It is true that cell-free protein synthesis works with genetic materials such as plasmid DNA but also with PCR-amplified linear DNA sequences. However, when cell-free expression assays started with PCR fragments, the expression yields were much lower than from plasmid DNA. This was due to the DNase activity present in the cell extract that decreased the lifetime of linear DNA. However, as protein production from PCR-products was already much faster due to the elimination of cloning, screening and selection steps, several approaches have been investigated to improve productivity by decreasing linear DNA degradation or by stabilizing mRNA (Lee et al., 2018; Schinn et al. 2016).
One such approach is to remove gene encoding endonuclease I and exonuclease V, two major nucleases of double-stranded DNA, from the genome of E. coli strain used for cell extract preparation (Michel-Reydellet et al., 2005). In this approach, endA gene encoding for endonuclease I was suppressed and the recCBD operon, which is part of the E. coli recombination system and encodes for the exonuclease V, was replaced by the lambda phage Red recombination system. Bacterial growth rate was not affected by these mutations and PCR product stability was increased. As a result, CAT (chloramphenicol acetyltransferase) was produced with similar yields (500-600 µg/mL) from PCR products or from plasmids.
Other approaches improved productivity using linear DNA templates: for example the addition of bacteriophage lambda Gam protein, an inhibitor of RecBCD protein (Sitaraman et al., 2004) or the introduction of chi-sites in linear DNA. Since RecBCD stops on DNA chi-sites as part of homologous recombination (Marshall et al., 2017), both strategies increased the stability of the linear DNA in the bacterial cell extract.

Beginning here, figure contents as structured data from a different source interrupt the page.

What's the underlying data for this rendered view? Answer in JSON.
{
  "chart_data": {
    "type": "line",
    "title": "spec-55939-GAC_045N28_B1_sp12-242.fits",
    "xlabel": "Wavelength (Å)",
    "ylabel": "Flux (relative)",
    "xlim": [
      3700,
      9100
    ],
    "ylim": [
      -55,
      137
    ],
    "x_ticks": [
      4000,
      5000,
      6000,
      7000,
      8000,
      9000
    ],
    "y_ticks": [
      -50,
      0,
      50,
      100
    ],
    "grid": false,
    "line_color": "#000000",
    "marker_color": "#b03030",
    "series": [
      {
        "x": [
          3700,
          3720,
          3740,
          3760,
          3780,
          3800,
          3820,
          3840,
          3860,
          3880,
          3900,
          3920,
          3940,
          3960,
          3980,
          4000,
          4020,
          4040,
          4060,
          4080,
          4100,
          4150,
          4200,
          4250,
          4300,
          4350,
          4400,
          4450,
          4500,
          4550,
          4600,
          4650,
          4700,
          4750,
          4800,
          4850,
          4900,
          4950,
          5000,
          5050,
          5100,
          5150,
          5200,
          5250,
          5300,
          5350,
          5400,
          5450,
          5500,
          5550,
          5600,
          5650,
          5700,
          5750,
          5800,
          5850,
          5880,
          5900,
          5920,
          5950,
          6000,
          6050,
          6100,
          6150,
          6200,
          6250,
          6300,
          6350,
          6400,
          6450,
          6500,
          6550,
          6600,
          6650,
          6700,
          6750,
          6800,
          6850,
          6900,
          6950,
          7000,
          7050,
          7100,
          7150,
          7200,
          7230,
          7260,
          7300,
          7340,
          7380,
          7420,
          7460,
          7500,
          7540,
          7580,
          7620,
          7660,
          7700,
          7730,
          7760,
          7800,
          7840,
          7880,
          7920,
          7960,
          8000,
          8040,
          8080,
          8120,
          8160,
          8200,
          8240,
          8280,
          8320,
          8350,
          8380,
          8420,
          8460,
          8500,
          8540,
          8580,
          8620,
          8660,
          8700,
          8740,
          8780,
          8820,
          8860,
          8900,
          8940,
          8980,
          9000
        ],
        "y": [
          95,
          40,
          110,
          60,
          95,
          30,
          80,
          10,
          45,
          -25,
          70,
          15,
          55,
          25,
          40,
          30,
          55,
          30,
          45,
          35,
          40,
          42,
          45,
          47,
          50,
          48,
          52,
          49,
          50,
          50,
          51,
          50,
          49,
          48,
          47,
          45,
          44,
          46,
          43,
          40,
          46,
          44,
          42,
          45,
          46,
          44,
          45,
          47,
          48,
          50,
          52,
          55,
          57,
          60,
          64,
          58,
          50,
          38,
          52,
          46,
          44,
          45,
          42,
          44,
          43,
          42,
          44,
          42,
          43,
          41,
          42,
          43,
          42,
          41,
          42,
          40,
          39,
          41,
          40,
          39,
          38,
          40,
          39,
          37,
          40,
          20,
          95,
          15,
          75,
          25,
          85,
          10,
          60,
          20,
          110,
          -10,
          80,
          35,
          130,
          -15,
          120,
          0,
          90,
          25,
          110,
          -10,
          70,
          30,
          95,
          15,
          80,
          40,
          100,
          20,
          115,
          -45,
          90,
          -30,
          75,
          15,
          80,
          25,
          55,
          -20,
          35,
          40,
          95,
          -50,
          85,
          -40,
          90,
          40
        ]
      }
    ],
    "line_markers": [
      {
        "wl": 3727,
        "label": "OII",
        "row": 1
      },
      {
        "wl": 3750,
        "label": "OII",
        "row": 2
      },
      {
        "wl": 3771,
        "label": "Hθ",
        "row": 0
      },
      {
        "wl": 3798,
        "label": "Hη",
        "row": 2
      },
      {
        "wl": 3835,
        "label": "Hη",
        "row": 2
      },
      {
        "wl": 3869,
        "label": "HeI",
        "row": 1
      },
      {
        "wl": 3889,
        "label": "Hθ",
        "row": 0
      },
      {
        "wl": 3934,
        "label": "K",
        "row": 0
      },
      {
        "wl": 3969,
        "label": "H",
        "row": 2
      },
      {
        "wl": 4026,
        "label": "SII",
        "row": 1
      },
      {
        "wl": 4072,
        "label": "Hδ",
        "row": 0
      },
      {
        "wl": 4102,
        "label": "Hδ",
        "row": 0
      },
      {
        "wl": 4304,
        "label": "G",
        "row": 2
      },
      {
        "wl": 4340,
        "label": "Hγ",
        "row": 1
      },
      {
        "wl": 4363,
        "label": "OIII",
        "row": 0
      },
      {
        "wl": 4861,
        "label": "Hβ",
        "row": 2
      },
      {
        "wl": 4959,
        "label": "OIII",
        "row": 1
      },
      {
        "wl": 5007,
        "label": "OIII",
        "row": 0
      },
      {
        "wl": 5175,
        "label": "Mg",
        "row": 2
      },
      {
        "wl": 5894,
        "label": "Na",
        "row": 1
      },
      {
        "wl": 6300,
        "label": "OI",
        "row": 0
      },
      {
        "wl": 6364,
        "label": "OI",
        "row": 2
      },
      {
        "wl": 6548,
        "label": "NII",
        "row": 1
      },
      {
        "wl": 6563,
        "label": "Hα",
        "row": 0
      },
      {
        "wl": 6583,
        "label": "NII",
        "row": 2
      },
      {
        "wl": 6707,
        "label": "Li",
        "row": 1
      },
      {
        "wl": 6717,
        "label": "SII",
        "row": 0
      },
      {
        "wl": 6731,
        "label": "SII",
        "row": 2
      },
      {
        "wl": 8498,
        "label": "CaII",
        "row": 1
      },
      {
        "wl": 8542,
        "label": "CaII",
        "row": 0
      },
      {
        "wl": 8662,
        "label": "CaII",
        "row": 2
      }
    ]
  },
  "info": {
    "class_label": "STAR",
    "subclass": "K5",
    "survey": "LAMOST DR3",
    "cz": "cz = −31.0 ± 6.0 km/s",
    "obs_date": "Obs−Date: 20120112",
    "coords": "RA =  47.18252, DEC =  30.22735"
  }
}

Prolonging the lifetime of the mRNA is another approach that aims to improve productivity when using PCR products. By preparing a cell extract lacking RNase E activity and introducing a stem-loop structure at the 3’-end of the mRNA (Ahn et al., 2005), mRNA were protected from endonucleases and exonucleases, mRNA half-lives were significantly prolonged and translation occurred even with the rapid degradation of DNA template. CAT was produced at 685 µg/mL, a yield comparable to that observed when using plasmid DNA.
Thus, the enhanced productivity in cell-free systems, using PCR fragments, enables its use as a high-throughput tool to screen libraries or engineered proteins. Indeed, the proteins can be rapidly produced from a linear PCR product through microscale reactions allowing high throughput screening of a protein library in 384 well-plates format, as well as by using plasmids. These protocols can be automated with the use of a liquid handling robot but can also be performed manually.
Ahn J.H., Chu H.S., Kim T.W., Oh I.S., Choi C.Y., Hahn G.H., Park C.G., Kim D.M. 2005. Cell-free synthesis of recombinant proteins from PCR-amplified genes at a comparable productivity to that of plasmid-based reactions. Biochemical and Biophysical Research Communications 338:1346–1352.
Lee K.H., Kim D.M. 2018. Recent advances in development of cell-free protein synthesis systems for fast and efficient production of recombinant proteins. FEMS Microbiology Letters 365(17):1-7.
Marshall R., Maxwell C.S., Collins S.P., Beisel C.L., Noireaux V. 2017. Short DNA containing chi sites enhances DNA stability and gene expression in E. coli cell-free transcription-translation systems. Biotechnology and Bioengineering 114:2137–2141.
Michel-Reydellet N., Woodrow K., Swartz J. 2005. Increasing PCR Fragment Stability and Protein Yields in a Cell-Free System with Genetically Modified Escherichia coli Extracts. Journal of Molecular Microbiology and Biotechnology 9:26–34.
Schinn S.M., Broadbent A., Bradley W.T., Bundy B.C. 2016. Protein Synthesis Directly from PCR: Progress and Applications of Cell-Free Protein Synthesis with Linear DNA. New Biotechnology 33(4):480-7.
Seki E., Matsuda N., Yokoyama S., Kigawa T. 2008. Cell-free protein synthesis system from Escherichia coli cells cultured at decreased temperatures improves productivity by decreasing DNA template degradation. Analytical Biochemistry 377:156–161.
Sitaraman K., Esposito D., Klarmann G., Le Grice S.F., Hartley J.L., Chatterjee D.K. 2004. A novel cell-free protein synthesis system. Journal of Biotechnology. 110(3):257-63.